The last time I went to Pride other
than to celebrate in a club or bar was twelve years ago. Not since
2013 have I stood at the corner of Tenth and Peachtree Streets, my
once usual spot, and watched the parade of rainbow flags, corporate
floats and “the community” make the turn. I have not even done
the bar celebration tour since 2016.
Aging out of the scene at forty-three
years old, combined with everyone I regularly hung out with having
moved to the far corners of the world, seemed like the perfect time
to exit. Hangovers and squeezing into Heretic and Blake's until three
in the morning are not indulgences to be proud of at fifty-two. Let
others have it and have their fun.
A gay pride logo or the Today Show?
This year's slogan, according to the
official organizers, is “Rooted In Resistance.” The companion
logo is another raised fist again this year and it has the added
bonus of what appears to be long green fingernails overlaying a
rising sun or the NBC Today Show logo. What would Bryant Gumble, Jane
Pauley and Willard Scott say about that? Oh sorry, wrong decade.
I cannot identify with the slogan or
the logo that is stamped on a community event by the official
organization. The messaging and image has a violence to it that does
not resonate with me. Where is the rainbow? Pride seems to no longer
officially represent me as being part of the community. So many
letters have been added to the community that the G for gay has gone
from being shoved to the side to being shoved over the cliff.

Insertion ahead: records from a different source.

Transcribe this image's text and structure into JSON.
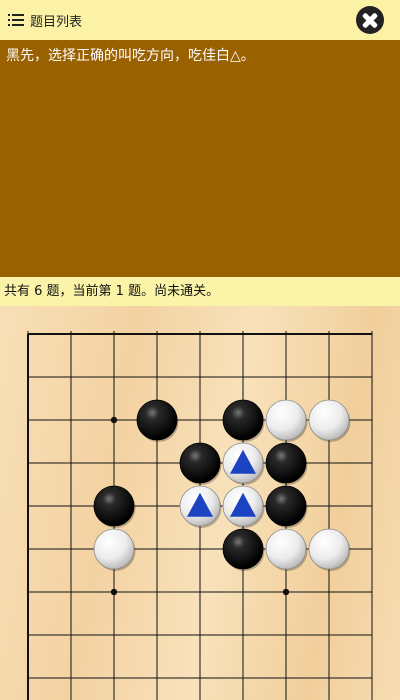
{
  "header": {
    "list_label": "题目列表",
    "list_icon": "list-icon",
    "close_icon": "close-icon"
  },
  "problem": {
    "prompt": "黑先，选择正确的叫吃方向，吃佳白△。"
  },
  "status": {
    "text": "共有 6 题，当前第 1 题。尚未通关。"
  },
  "colors": {
    "header_bg": "#fbf2a6",
    "prompt_bg": "#9a6101",
    "status_bg": "#fbf4a8",
    "board_bg": "#f6dcb2",
    "marker": "#1c43c2"
  },
  "board": {
    "visible_columns": 9,
    "visible_rows": 9,
    "star_points": [
      [
        2,
        2
      ],
      [
        6,
        2
      ],
      [
        2,
        6
      ],
      [
        6,
        6
      ]
    ],
    "stones": [
      {
        "color": "black",
        "col": 3,
        "row": 2
      },
      {
        "color": "black",
        "col": 5,
        "row": 2
      },
      {
        "color": "white",
        "col": 6,
        "row": 2
      },
      {
        "color": "white",
        "col": 7,
        "row": 2
      },
      {
        "color": "black",
        "col": 4,
        "row": 3
      },
      {
        "color": "white",
        "col": 5,
        "row": 3,
        "marker": "triangle"
      },
      {
        "color": "black",
        "col": 6,
        "row": 3
      },
      {
        "color": "black",
        "col": 2,
        "row": 4
      },
      {
        "color": "white",
        "col": 4,
        "row": 4,
        "marker": "triangle"
      },
      {
        "color": "white",
        "col": 5,
        "row": 4,
        "marker": "triangle"
      },
      {
        "color": "black",
        "col": 6,
        "row": 4
      },
      {
        "color": "white",
        "col": 2,
        "row": 5
      },
      {
        "color": "black",
        "col": 5,
        "row": 5
      },
      {
        "color": "white",
        "col": 6,
        "row": 5
      },
      {
        "color": "white",
        "col": 7,
        "row": 5
      }
    ]
  }
}
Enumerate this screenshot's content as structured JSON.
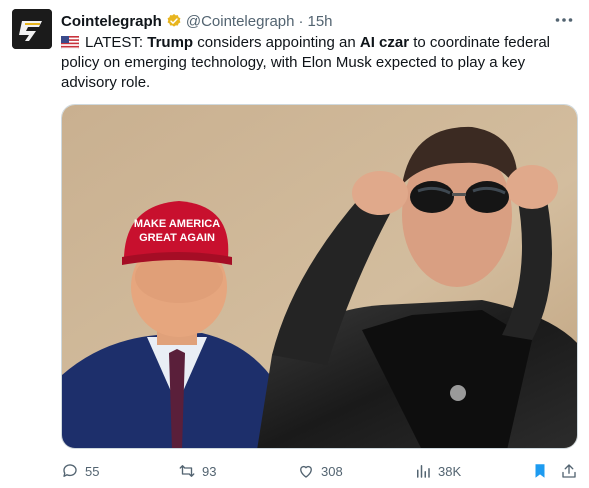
{
  "author": {
    "display_name": "Cointelegraph",
    "handle": "@Cointelegraph",
    "separator": "·",
    "time": "15h"
  },
  "tweet": {
    "flag": "us-flag",
    "part1": "LATEST: ",
    "bold1": "Trump",
    "part2": " considers appointing an ",
    "bold2": "AI czar",
    "part3": " to coordinate federal policy on emerging technology, with Elon Musk expected to play a key advisory role."
  },
  "media": {
    "hat_text_line1": "MAKE AMERICA",
    "hat_text_line2": "GREAT AGAIN"
  },
  "actions": {
    "reply_count": "55",
    "retweet_count": "93",
    "like_count": "308",
    "views_count": "38K"
  },
  "colors": {
    "accent": "#1d9bf0",
    "verified_gold": "#e8b51e",
    "muted": "#536471"
  },
  "icons": {
    "reply": "reply-icon",
    "retweet": "retweet-icon",
    "like": "heart-icon",
    "views": "views-icon",
    "bookmark": "bookmark-icon",
    "share": "share-icon"
  }
}
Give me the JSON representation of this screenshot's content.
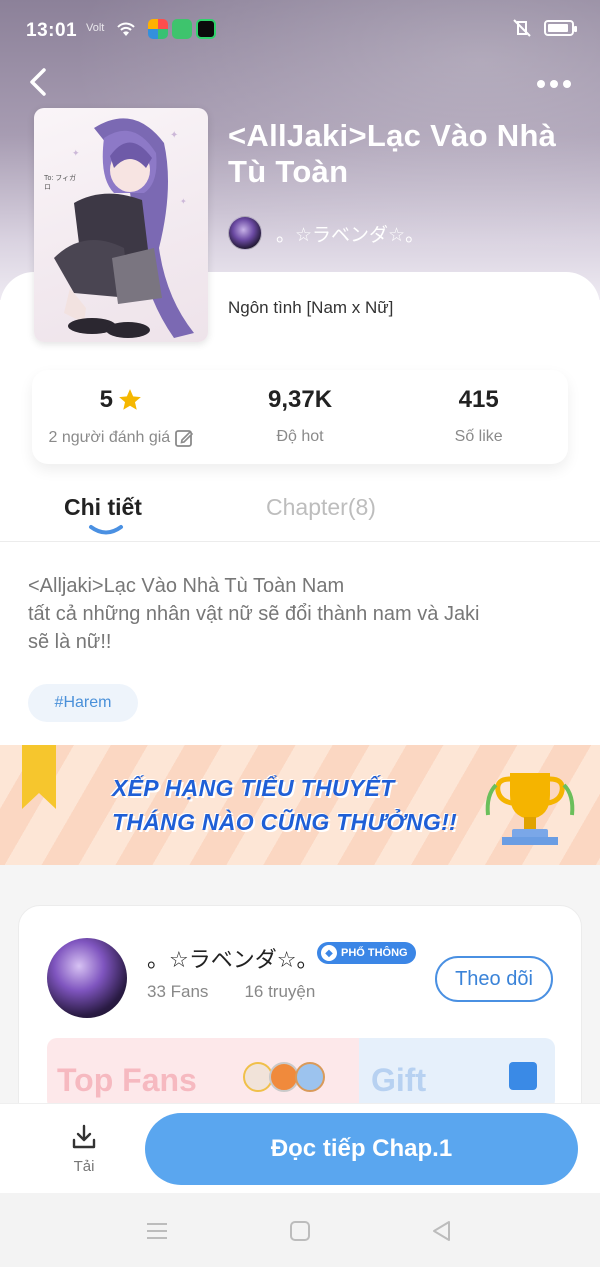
{
  "status_bar": {
    "time": "13:01",
    "signal": "Volt"
  },
  "book": {
    "title": "<AllJaki>Lạc Vào Nhà Tù Toàn",
    "author_name": "。☆ラベンダ☆。",
    "genre": "Ngôn tình [Nam x Nữ]",
    "cover_caption": "To: フィガロ"
  },
  "stats": {
    "rating": "5",
    "rating_label": "2 người đánh giá",
    "hot": "9,37K",
    "hot_label": "Độ hot",
    "likes": "415",
    "likes_label": "Số like"
  },
  "tabs": {
    "detail": "Chi tiết",
    "chapters": "Chapter(8)"
  },
  "description": {
    "line1": "<Alljaki>Lạc Vào Nhà Tù Toàn Nam",
    "line2": "tất cả những nhân vật nữ sẽ đổi thành nam và Jaki",
    "line3": "sẽ là nữ!!"
  },
  "tag": "#Harem",
  "banner": {
    "line1": "XẾP HẠNG TIỂU THUYẾT",
    "line2": "THÁNG NÀO CŨNG THƯỞNG!!"
  },
  "author_card": {
    "name": "。☆ラベンダ☆。",
    "badge": "PHỔ THÔNG",
    "fans": "33 Fans",
    "stories": "16 truyện",
    "follow": "Theo dõi",
    "top_fans": "Top Fans",
    "gift": "Gift"
  },
  "actions": {
    "download": "Tải",
    "read": "Đọc tiếp Chap.1"
  },
  "colors": {
    "accent": "#5aa6ef",
    "follow_border": "#4a90e2",
    "star": "#f5b700",
    "banner_text": "#1f5fd6"
  }
}
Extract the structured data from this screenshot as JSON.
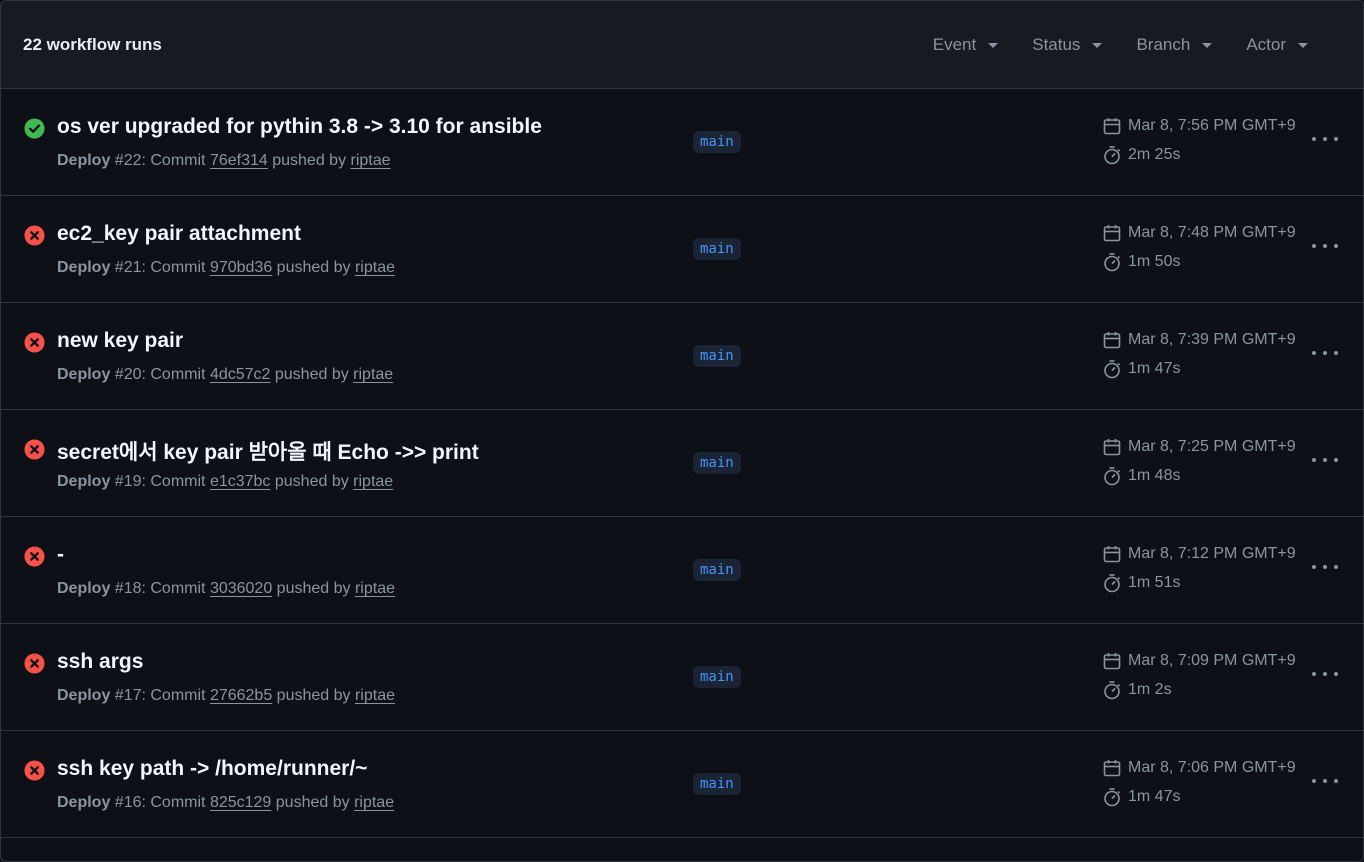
{
  "header": {
    "title": "22 workflow runs",
    "filters": [
      "Event",
      "Status",
      "Branch",
      "Actor"
    ]
  },
  "colors": {
    "success": "#3fb950",
    "failure": "#f85149",
    "branch_text": "#4493f8"
  },
  "runs": [
    {
      "status": "success",
      "status_icon": "check-circle-icon",
      "title": "os ver upgraded for pythin 3.8 -> 3.10 for ansible",
      "workflow": "Deploy",
      "run_label": " #22: Commit ",
      "commit": "76ef314",
      "pushed_by": " pushed by ",
      "actor": "riptae",
      "branch": "main",
      "date": "Mar 8, 7:56 PM GMT+9",
      "duration": "2m 25s"
    },
    {
      "status": "failure",
      "status_icon": "x-circle-icon",
      "title": "ec2_key pair attachment",
      "workflow": "Deploy",
      "run_label": " #21: Commit ",
      "commit": "970bd36",
      "pushed_by": " pushed by ",
      "actor": "riptae",
      "branch": "main",
      "date": "Mar 8, 7:48 PM GMT+9",
      "duration": "1m 50s"
    },
    {
      "status": "failure",
      "status_icon": "x-circle-icon",
      "title": "new key pair",
      "workflow": "Deploy",
      "run_label": " #20: Commit ",
      "commit": "4dc57c2",
      "pushed_by": " pushed by ",
      "actor": "riptae",
      "branch": "main",
      "date": "Mar 8, 7:39 PM GMT+9",
      "duration": "1m 47s"
    },
    {
      "status": "failure",
      "status_icon": "x-circle-icon",
      "title": "secret에서 key pair 받아올 때 Echo ->> print",
      "workflow": "Deploy",
      "run_label": " #19: Commit ",
      "commit": "e1c37bc",
      "pushed_by": " pushed by ",
      "actor": "riptae",
      "branch": "main",
      "date": "Mar 8, 7:25 PM GMT+9",
      "duration": "1m 48s"
    },
    {
      "status": "failure",
      "status_icon": "x-circle-icon",
      "title": "-",
      "workflow": "Deploy",
      "run_label": " #18: Commit ",
      "commit": "3036020",
      "pushed_by": " pushed by ",
      "actor": "riptae",
      "branch": "main",
      "date": "Mar 8, 7:12 PM GMT+9",
      "duration": "1m 51s"
    },
    {
      "status": "failure",
      "status_icon": "x-circle-icon",
      "title": "ssh args",
      "workflow": "Deploy",
      "run_label": " #17: Commit ",
      "commit": "27662b5",
      "pushed_by": " pushed by ",
      "actor": "riptae",
      "branch": "main",
      "date": "Mar 8, 7:09 PM GMT+9",
      "duration": "1m 2s"
    },
    {
      "status": "failure",
      "status_icon": "x-circle-icon",
      "title": "ssh key path -> /home/runner/~",
      "workflow": "Deploy",
      "run_label": " #16: Commit ",
      "commit": "825c129",
      "pushed_by": " pushed by ",
      "actor": "riptae",
      "branch": "main",
      "date": "Mar 8, 7:06 PM GMT+9",
      "duration": "1m 47s"
    }
  ]
}
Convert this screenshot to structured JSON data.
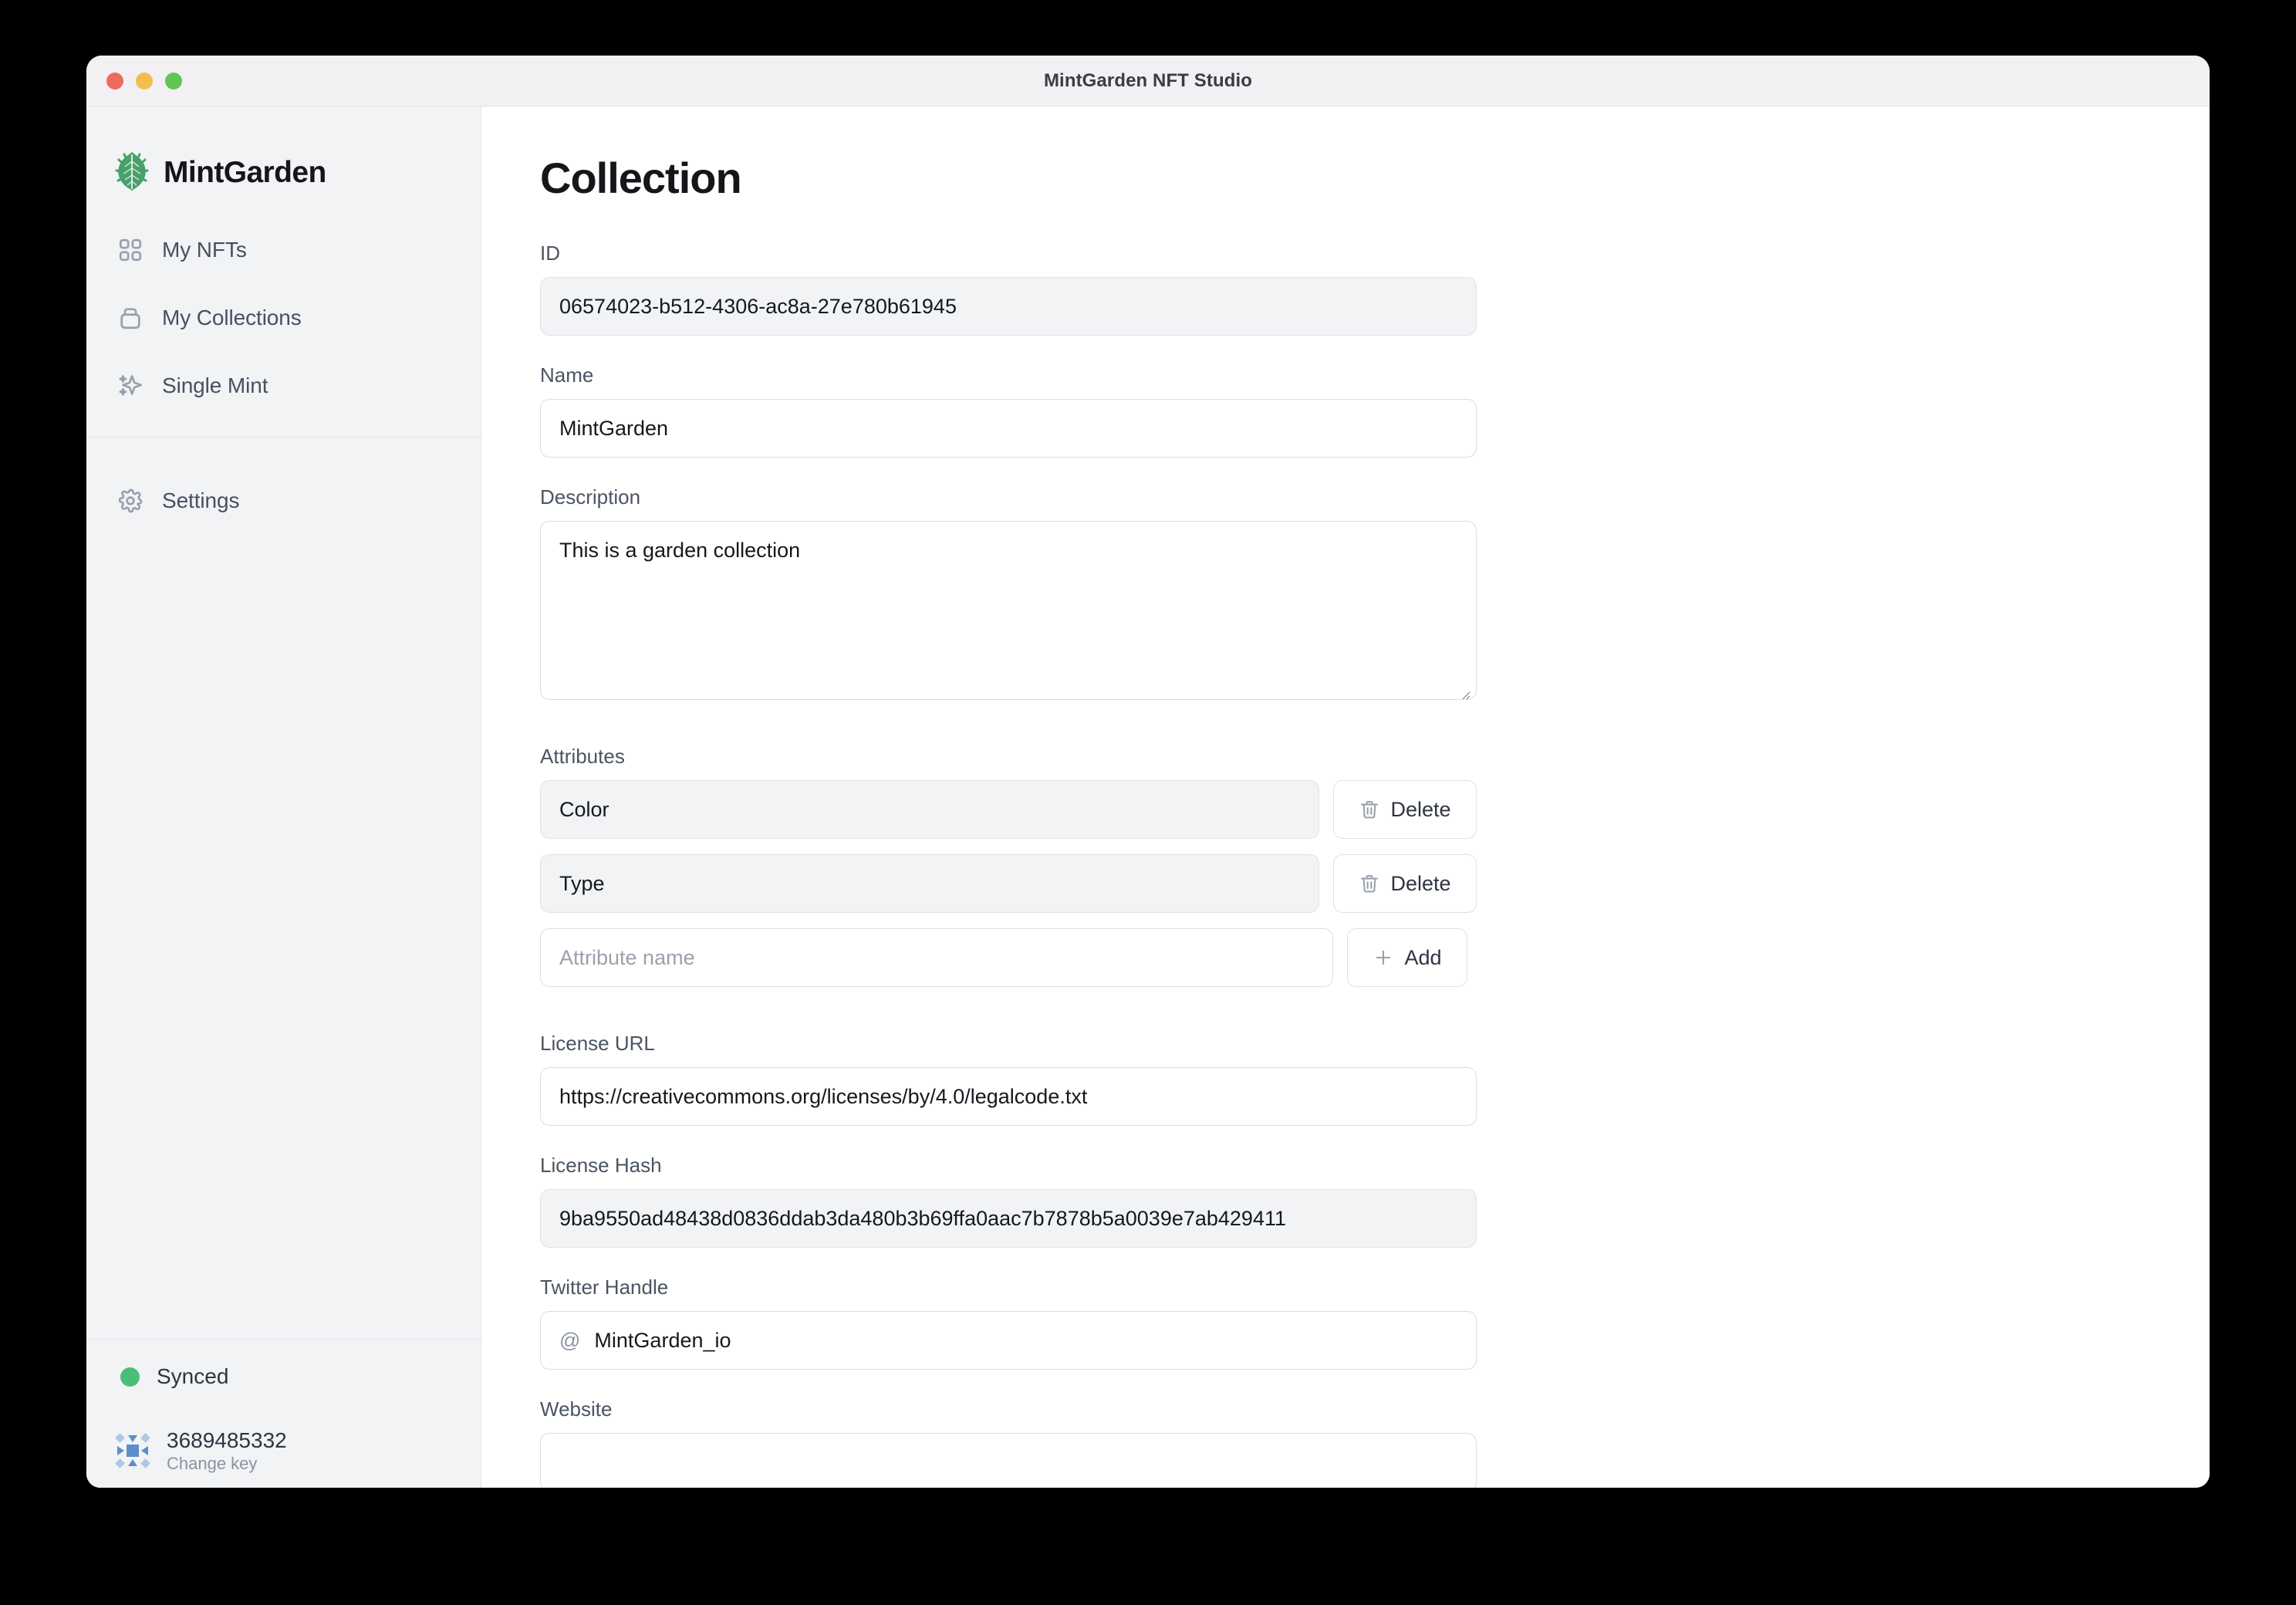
{
  "window": {
    "title": "MintGarden NFT Studio",
    "traffic_lights": [
      "close",
      "minimize",
      "maximize"
    ],
    "colors": {
      "close": "#EC6B5F",
      "minimize": "#F3BE4F",
      "maximize": "#61C555"
    }
  },
  "sidebar": {
    "brand": {
      "name": "MintGarden",
      "logo_icon": "mint-leaf-icon",
      "logo_color": "#49A06B"
    },
    "items": [
      {
        "label": "My NFTs",
        "icon": "grid-icon"
      },
      {
        "label": "My Collections",
        "icon": "collection-box-icon"
      },
      {
        "label": "Single Mint",
        "icon": "sparkles-icon"
      }
    ],
    "bottom_items": [
      {
        "label": "Settings",
        "icon": "gear-icon"
      }
    ],
    "footer": {
      "sync_status": "Synced",
      "sync_color": "#4BBE75",
      "key_id": "3689485332",
      "change_key_label": "Change key",
      "avatar_icon": "identicon-avatar"
    }
  },
  "main": {
    "page_title": "Collection",
    "fields": {
      "id": {
        "label": "ID",
        "value": "06574023-b512-4306-ac8a-27e780b61945",
        "disabled": true
      },
      "name": {
        "label": "Name",
        "value": "MintGarden",
        "disabled": false
      },
      "description": {
        "label": "Description",
        "value": "This is a garden collection",
        "disabled": false
      },
      "attributes": {
        "label": "Attributes",
        "rows": [
          {
            "value": "Color",
            "button": "Delete",
            "button_icon": "trash-icon"
          },
          {
            "value": "Type",
            "button": "Delete",
            "button_icon": "trash-icon"
          }
        ],
        "new_row": {
          "placeholder": "Attribute name",
          "value": "",
          "button": "Add",
          "button_icon": "plus-icon"
        }
      },
      "license_url": {
        "label": "License URL",
        "value": "https://creativecommons.org/licenses/by/4.0/legalcode.txt",
        "disabled": false
      },
      "license_hash": {
        "label": "License Hash",
        "value": "9ba9550ad48438d0836ddab3da480b3b69ffa0aac7b7878b5a0039e7ab429411",
        "disabled": true
      },
      "twitter_handle": {
        "label": "Twitter Handle",
        "prefix": "@",
        "value": "MintGarden_io",
        "disabled": false
      },
      "website": {
        "label": "Website",
        "value": "",
        "disabled": false
      }
    }
  }
}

A truly terrible photo of me at Atlanta Gay Pride in Piedmont Park in 1998 when it meant something to me. One of too many film photos in my lifetime with my eyes closed.
If Gay Pride was born in anything, it
was in being proud of who we were, who we loved and not being ashamed
of it. “Rooted” and “resistance” are meaningless words of the
modern activist lexicon that leaves this red-blooded, rainbow-beating
gay heart cold. Gay Pride needs to bring back the G, the original rainbow flag and the celebration of love in a world sorely needing it.